This work addresses the low sampling efficiency and data redundancy inherent in classical energy-based models by integrating a coherent Ising machine into the PyTorch ecosystem for the first time, enabling seamless fusion of photonic quantum computing with deep learning frameworks. Leveraging quantum-accelerated Boltzmann sampling and active sample selection, the authors develop hybrid quantum-classical architectures such as QBM-VAE and Q-Diffusion. Evaluated on single-cell and OpenWebText datasets, the proposed approach achieves state-of-the-art performance, demonstrating the efficacy of quantum-enhanced energy-based models in efficient training and active learning scenarios.

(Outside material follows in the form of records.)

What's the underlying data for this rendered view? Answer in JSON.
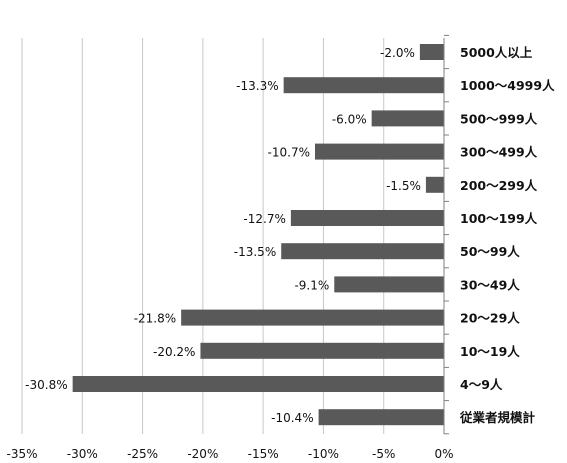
{
  "chart_data": {
    "type": "bar",
    "orientation": "horizontal",
    "categories": [
      "5000人以上",
      "1000～4999人",
      "500～999人",
      "300～499人",
      "200～299人",
      "100～199人",
      "50～99人",
      "30～49人",
      "20～29人",
      "10～19人",
      "4～9人",
      "従業者規模計"
    ],
    "values": [
      -2.0,
      -13.3,
      -6.0,
      -10.7,
      -1.5,
      -12.7,
      -13.5,
      -9.1,
      -21.8,
      -20.2,
      -30.8,
      -10.4
    ],
    "data_labels": [
      "-2.0%",
      "-13.3%",
      "-6.0%",
      "-10.7%",
      "-1.5%",
      "-12.7%",
      "-13.5%",
      "-9.1%",
      "-21.8%",
      "-20.2%",
      "-30.8%",
      "-10.4%"
    ],
    "xlim": [
      -35,
      0
    ],
    "x_ticks": [
      -35,
      -30,
      -25,
      -20,
      -15,
      -10,
      -5,
      0
    ],
    "x_tick_labels": [
      "-35%",
      "-30%",
      "-25%",
      "-20%",
      "-15%",
      "-10%",
      "-5%",
      "0%"
    ],
    "grid": "vertical",
    "legend": "none",
    "title": "",
    "xlabel": "",
    "ylabel": "",
    "bar_color": "#595959",
    "grid_color": "#c8c8c8",
    "axis_color": "#808080"
  }
}
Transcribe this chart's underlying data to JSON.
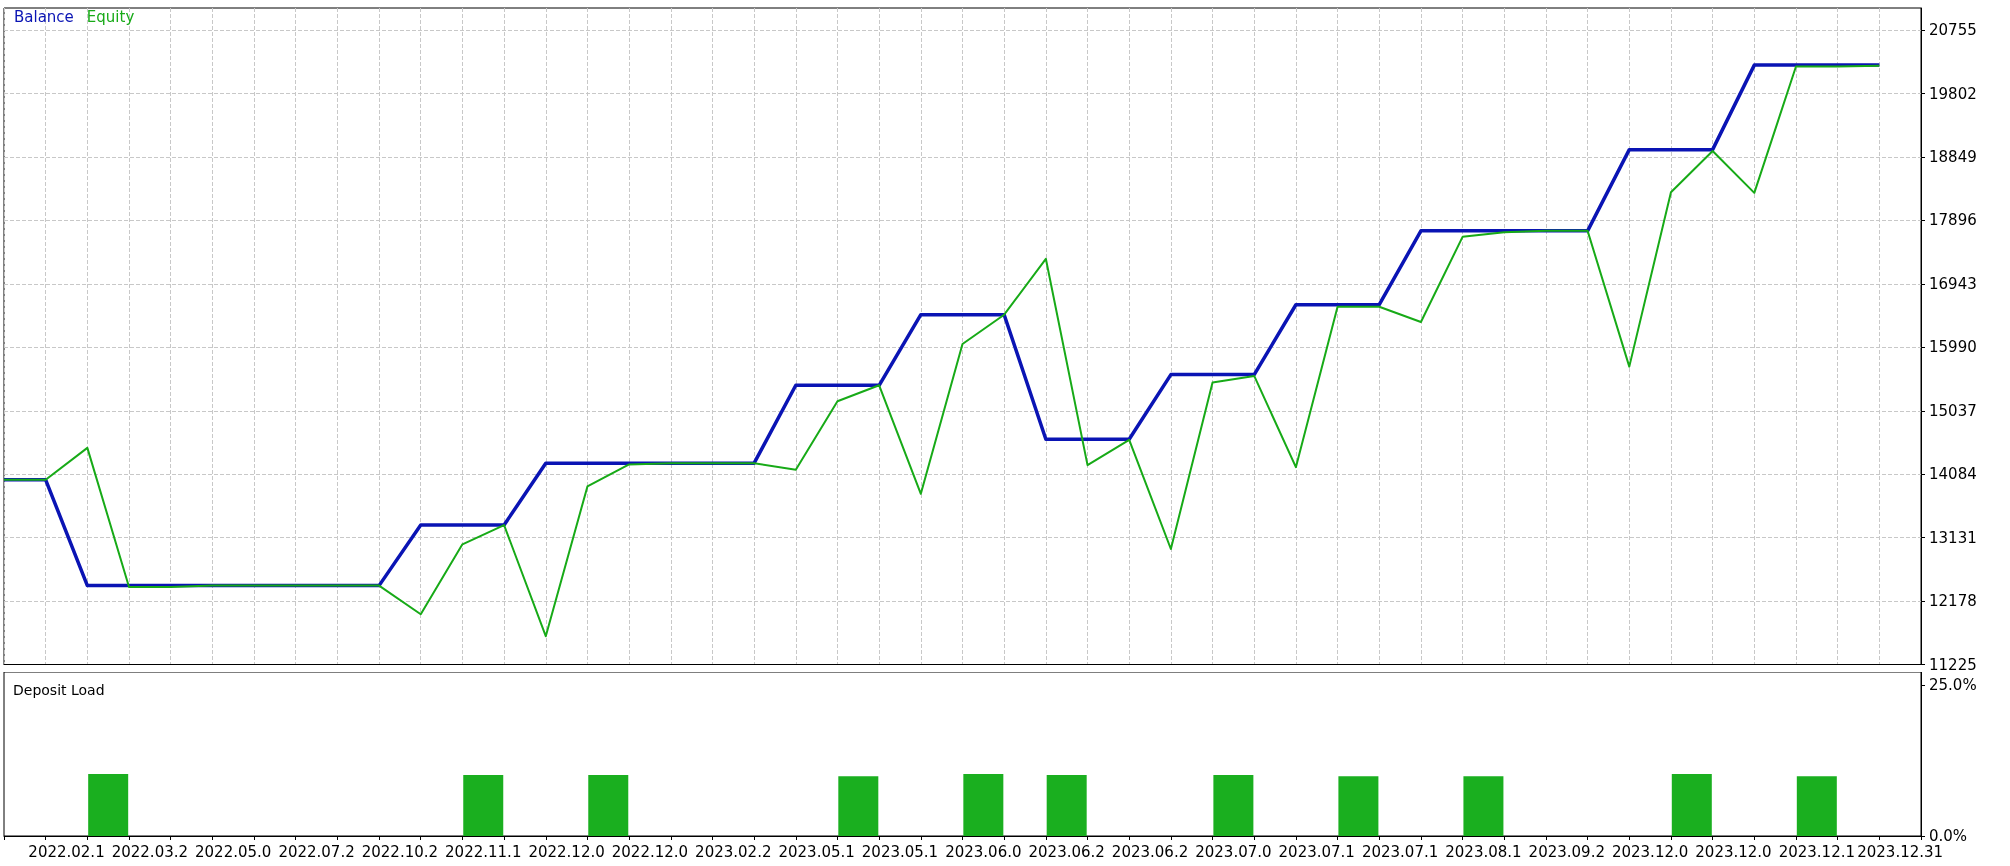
{
  "chart_data": [
    {
      "type": "line",
      "categories": [
        null,
        null,
        null,
        null,
        null,
        null,
        null,
        null,
        null,
        null,
        null,
        null,
        null,
        null,
        null,
        null,
        null,
        null,
        null,
        null,
        null,
        null,
        null,
        null,
        null,
        null,
        null,
        null,
        null,
        null,
        null,
        null,
        null,
        null,
        null,
        null,
        null,
        null,
        null,
        null,
        null,
        null,
        null,
        null,
        null,
        null,
        null
      ],
      "ylim": [
        11225,
        21088
      ],
      "yticks": [
        11225,
        12178,
        13131,
        14084,
        15037,
        15990,
        16943,
        17896,
        18849,
        19802,
        20755
      ],
      "tick_labels": "y",
      "grid": true,
      "legend": "top left",
      "marker": "none",
      "series": [
        {
          "name": "Balance",
          "color": "#0a14b4",
          "values": [
            14000,
            14000,
            12410,
            12410,
            12410,
            12410,
            12410,
            12410,
            12410,
            12410,
            13320,
            13320,
            13320,
            14250,
            14250,
            14250,
            14250,
            14250,
            14250,
            15420,
            15420,
            15420,
            16480,
            16480,
            16480,
            14610,
            14610,
            14610,
            15580,
            15580,
            15580,
            16630,
            16630,
            16630,
            17740,
            17740,
            17740,
            17740,
            17740,
            18960,
            18960,
            18960,
            20230,
            20230,
            20230,
            20230,
            null
          ]
        },
        {
          "name": "Equity",
          "color": "#17aa17",
          "values": [
            14000,
            14000,
            14480,
            12390,
            12390,
            12410,
            12410,
            12410,
            12410,
            12410,
            11980,
            13030,
            13320,
            11650,
            13900,
            14230,
            14250,
            14250,
            14250,
            14150,
            15180,
            15420,
            13790,
            16040,
            16480,
            17320,
            14220,
            14600,
            12960,
            15460,
            15560,
            14190,
            16600,
            16600,
            16370,
            17650,
            17720,
            17740,
            17740,
            15700,
            18320,
            18940,
            18310,
            20210,
            20210,
            20220,
            null
          ]
        }
      ]
    },
    {
      "type": "bar",
      "title": "Deposit Load",
      "categories": [
        null,
        "2022.02.1",
        null,
        "2022.03.2",
        null,
        "2022.05.0",
        null,
        "2022.07.2",
        null,
        "2022.10.2",
        null,
        "2022.11.1",
        null,
        "2022.12.0",
        null,
        "2022.12.0",
        null,
        "2023.02.2",
        null,
        "2023.05.1",
        null,
        "2023.05.1",
        null,
        "2023.06.0",
        null,
        "2023.06.2",
        null,
        "2023.06.2",
        null,
        "2023.07.0",
        null,
        "2023.07.1",
        null,
        "2023.07.1",
        null,
        "2023.08.1",
        null,
        "2023.09.2",
        null,
        "2023.12.0",
        null,
        "2023.12.0",
        null,
        "2023.12.1",
        null,
        "2023.12.31"
      ],
      "ylim": [
        0,
        27.2
      ],
      "yticks": [
        {
          "value": 0,
          "label": "0.0%"
        },
        {
          "value": 25,
          "label": "25.0%"
        }
      ],
      "series": [
        {
          "color": "#1aaf1f",
          "values": [
            null,
            null,
            10.3,
            null,
            null,
            null,
            null,
            null,
            null,
            null,
            null,
            10.1,
            null,
            null,
            10.1,
            null,
            null,
            null,
            null,
            null,
            9.9,
            null,
            null,
            10.3,
            null,
            10.1,
            null,
            null,
            null,
            10.1,
            null,
            null,
            9.9,
            null,
            null,
            9.9,
            null,
            null,
            null,
            null,
            10.3,
            null,
            null,
            9.9,
            null,
            null
          ]
        }
      ]
    }
  ]
}
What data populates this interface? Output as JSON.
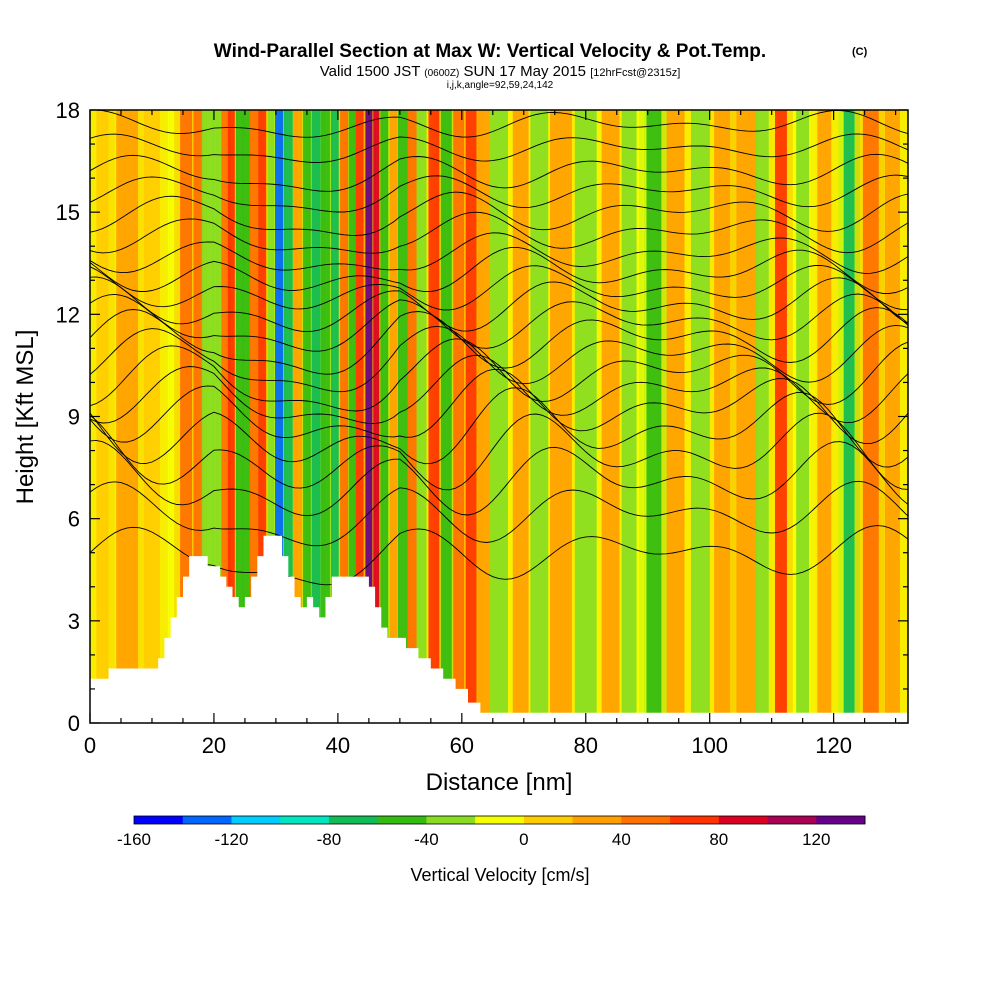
{
  "chart_data": {
    "type": "heatmap",
    "title": "Wind-Parallel Section at Max W: Vertical Velocity & Pot.Temp.",
    "title_mark": "(C)",
    "subtitle_valid": "Valid 1500 JST",
    "subtitle_utc": "(0600Z)",
    "subtitle_date": "SUN 17 May 2015",
    "subtitle_fcst": "[12hrFcst@2315z]",
    "subtitle_indices": "i,j,k,angle=92,59,24,142",
    "xlabel": "Distance [nm]",
    "ylabel": "Height [Kft MSL]",
    "xlim": [
      0,
      132
    ],
    "ylim": [
      0,
      18
    ],
    "xticks": [
      0,
      20,
      40,
      60,
      80,
      100,
      120
    ],
    "yticks": [
      0,
      3,
      6,
      9,
      12,
      15,
      18
    ],
    "colorbar": {
      "label": "Vertical Velocity [cm/s]",
      "range": [
        -160,
        140
      ],
      "tick_values": [
        -160,
        -120,
        -80,
        -40,
        0,
        40,
        80,
        120
      ],
      "tick_labels": [
        "-160",
        "-120",
        "-80",
        "-40",
        "0",
        "40",
        "80",
        "120"
      ],
      "colors": [
        "#0000ff",
        "#0066ff",
        "#00ccff",
        "#00e6c0",
        "#11bb55",
        "#33bb11",
        "#88dd22",
        "#f5ff00",
        "#ffcc00",
        "#ffa000",
        "#ff7000",
        "#ff3300",
        "#dd0022",
        "#aa0055",
        "#660088"
      ]
    },
    "terrain_kft": [
      [
        0,
        1.3
      ],
      [
        3,
        1.3
      ],
      [
        3,
        1.6
      ],
      [
        11,
        1.6
      ],
      [
        11,
        1.9
      ],
      [
        12,
        1.9
      ],
      [
        12,
        2.5
      ],
      [
        13,
        2.5
      ],
      [
        13,
        3.1
      ],
      [
        14,
        3.1
      ],
      [
        14,
        3.7
      ],
      [
        15,
        3.7
      ],
      [
        15,
        4.3
      ],
      [
        16,
        4.3
      ],
      [
        16,
        4.9
      ],
      [
        19,
        4.9
      ],
      [
        19,
        4.6
      ],
      [
        21,
        4.6
      ],
      [
        21,
        4.3
      ],
      [
        22,
        4.3
      ],
      [
        22,
        4.0
      ],
      [
        23,
        4.0
      ],
      [
        23,
        3.7
      ],
      [
        24,
        3.7
      ],
      [
        24,
        3.4
      ],
      [
        25,
        3.4
      ],
      [
        25,
        3.7
      ],
      [
        26,
        3.7
      ],
      [
        26,
        4.3
      ],
      [
        27,
        4.3
      ],
      [
        27,
        4.9
      ],
      [
        28,
        4.9
      ],
      [
        28,
        5.5
      ],
      [
        31,
        5.5
      ],
      [
        31,
        4.9
      ],
      [
        32,
        4.9
      ],
      [
        32,
        4.3
      ],
      [
        33,
        4.3
      ],
      [
        33,
        3.7
      ],
      [
        34,
        3.7
      ],
      [
        34,
        3.4
      ],
      [
        35,
        3.4
      ],
      [
        35,
        3.7
      ],
      [
        36,
        3.7
      ],
      [
        36,
        3.4
      ],
      [
        37,
        3.4
      ],
      [
        37,
        3.1
      ],
      [
        38,
        3.1
      ],
      [
        38,
        3.7
      ],
      [
        39,
        3.7
      ],
      [
        39,
        4.3
      ],
      [
        45,
        4.3
      ],
      [
        45,
        4.0
      ],
      [
        46,
        4.0
      ],
      [
        46,
        3.4
      ],
      [
        47,
        3.4
      ],
      [
        47,
        2.8
      ],
      [
        48,
        2.8
      ],
      [
        48,
        2.5
      ],
      [
        51,
        2.5
      ],
      [
        51,
        2.2
      ],
      [
        53,
        2.2
      ],
      [
        53,
        1.9
      ],
      [
        55,
        1.9
      ],
      [
        55,
        1.6
      ],
      [
        57,
        1.6
      ],
      [
        57,
        1.3
      ],
      [
        59,
        1.3
      ],
      [
        59,
        1.0
      ],
      [
        61,
        1.0
      ],
      [
        61,
        0.6
      ],
      [
        63,
        0.6
      ],
      [
        63,
        0.3
      ],
      [
        132,
        0.3
      ]
    ],
    "vertical_velocity_bands": [
      {
        "x": 2,
        "w": 1.2,
        "v": 8
      },
      {
        "x": 6,
        "w": 2.2,
        "v": 22
      },
      {
        "x": 10,
        "w": 1.6,
        "v": 18
      },
      {
        "x": 15.5,
        "w": 1.2,
        "v": 52
      },
      {
        "x": 17.5,
        "w": 1.0,
        "v": 48
      },
      {
        "x": 19,
        "w": 1.2,
        "v": -38
      },
      {
        "x": 20.5,
        "w": 0.9,
        "v": -22
      },
      {
        "x": 22,
        "w": 1.0,
        "v": 42
      },
      {
        "x": 22.8,
        "w": 0.7,
        "v": 72
      },
      {
        "x": 24.2,
        "w": 0.8,
        "v": -58
      },
      {
        "x": 25.3,
        "w": 0.7,
        "v": -42
      },
      {
        "x": 26.5,
        "w": 0.9,
        "v": 52
      },
      {
        "x": 27.8,
        "w": 0.8,
        "v": 68
      },
      {
        "x": 29.2,
        "w": 0.7,
        "v": -28
      },
      {
        "x": 30.5,
        "w": 0.8,
        "v": -128
      },
      {
        "x": 32,
        "w": 0.9,
        "v": -72
      },
      {
        "x": 33.5,
        "w": 0.9,
        "v": 32
      },
      {
        "x": 35,
        "w": 0.8,
        "v": -55
      },
      {
        "x": 36.5,
        "w": 0.9,
        "v": -80
      },
      {
        "x": 38,
        "w": 0.9,
        "v": -48
      },
      {
        "x": 39.5,
        "w": 0.8,
        "v": -62
      },
      {
        "x": 41,
        "w": 0.8,
        "v": 58
      },
      {
        "x": 42.3,
        "w": 0.7,
        "v": -45
      },
      {
        "x": 43.5,
        "w": 0.8,
        "v": 62
      },
      {
        "x": 45,
        "w": 0.7,
        "v": 122
      },
      {
        "x": 46.2,
        "w": 0.6,
        "v": 98
      },
      {
        "x": 47.5,
        "w": 0.8,
        "v": -42
      },
      {
        "x": 49,
        "w": 0.8,
        "v": 28
      },
      {
        "x": 50.5,
        "w": 1.0,
        "v": -48
      },
      {
        "x": 52,
        "w": 0.9,
        "v": 42
      },
      {
        "x": 53.5,
        "w": 1.0,
        "v": -32
      },
      {
        "x": 55.5,
        "w": 1.1,
        "v": 62
      },
      {
        "x": 57.5,
        "w": 1.1,
        "v": -42
      },
      {
        "x": 59.5,
        "w": 1.1,
        "v": 45
      },
      {
        "x": 61.5,
        "w": 1.1,
        "v": 68
      },
      {
        "x": 63.5,
        "w": 1.3,
        "v": 32
      },
      {
        "x": 66,
        "w": 1.8,
        "v": -22
      },
      {
        "x": 69.5,
        "w": 1.6,
        "v": 22
      },
      {
        "x": 72.5,
        "w": 1.8,
        "v": -32
      },
      {
        "x": 76,
        "w": 2.2,
        "v": 30
      },
      {
        "x": 80,
        "w": 2.2,
        "v": -24
      },
      {
        "x": 84,
        "w": 1.8,
        "v": 22
      },
      {
        "x": 87,
        "w": 1.5,
        "v": -22
      },
      {
        "x": 91,
        "w": 1.5,
        "v": -52
      },
      {
        "x": 94.5,
        "w": 1.8,
        "v": 32
      },
      {
        "x": 98.5,
        "w": 1.9,
        "v": -26
      },
      {
        "x": 102,
        "w": 1.6,
        "v": 38
      },
      {
        "x": 106,
        "w": 2.1,
        "v": 28
      },
      {
        "x": 108.5,
        "w": 1.3,
        "v": -24
      },
      {
        "x": 111.5,
        "w": 1.2,
        "v": 72
      },
      {
        "x": 115,
        "w": 1.3,
        "v": -32
      },
      {
        "x": 118.5,
        "w": 1.4,
        "v": 28
      },
      {
        "x": 122.5,
        "w": 1.1,
        "v": -62
      },
      {
        "x": 126,
        "w": 1.6,
        "v": 42
      },
      {
        "x": 129.5,
        "w": 1.5,
        "v": 26
      }
    ],
    "theta_contours": [
      {
        "base": 5.0,
        "amp": 0.8
      },
      {
        "base": 6.2,
        "amp": 0.9
      },
      {
        "base": 7.2,
        "amp": 1.1
      },
      {
        "base": 8.0,
        "amp": 1.2
      },
      {
        "base": 8.7,
        "amp": 1.2
      },
      {
        "base": 9.3,
        "amp": 1.1
      },
      {
        "base": 9.8,
        "amp": 1.0
      },
      {
        "base": 10.3,
        "amp": 1.0
      },
      {
        "base": 10.8,
        "amp": 0.9
      },
      {
        "base": 11.3,
        "amp": 0.9
      },
      {
        "base": 11.8,
        "amp": 0.8
      },
      {
        "base": 12.3,
        "amp": 0.8
      },
      {
        "base": 12.8,
        "amp": 0.7
      },
      {
        "base": 13.3,
        "amp": 0.7
      },
      {
        "base": 13.8,
        "amp": 0.6
      },
      {
        "base": 14.4,
        "amp": 0.6
      },
      {
        "base": 15.0,
        "amp": 0.6
      },
      {
        "base": 15.6,
        "amp": 0.5
      },
      {
        "base": 16.2,
        "amp": 0.5
      },
      {
        "base": 16.9,
        "amp": 0.4
      },
      {
        "base": 17.6,
        "amp": 0.4
      }
    ]
  }
}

This paper introduces the Kaiwu-PyTorch-Plugin (KPP) to bridge Deep Learning and Photonic Quantum Computing across multiple dimensions. KPP integrates the Coherent Ising Machine into the PyTorch ecosystem, addressing classical inefficiencies in Energy-Based Models. The framework facilitates quantum integration in three key aspects: accelerating Boltzmann sampling, optimizing training data via Active Sampling, and constructing hybrid architectures like QBM-VAE and Q-Diffusion. Empirical results on single-cell and OpenWebText datasets demonstrate KPPs ability to achieve SOTA performance, validating a comprehensive quantum-classical paradigm.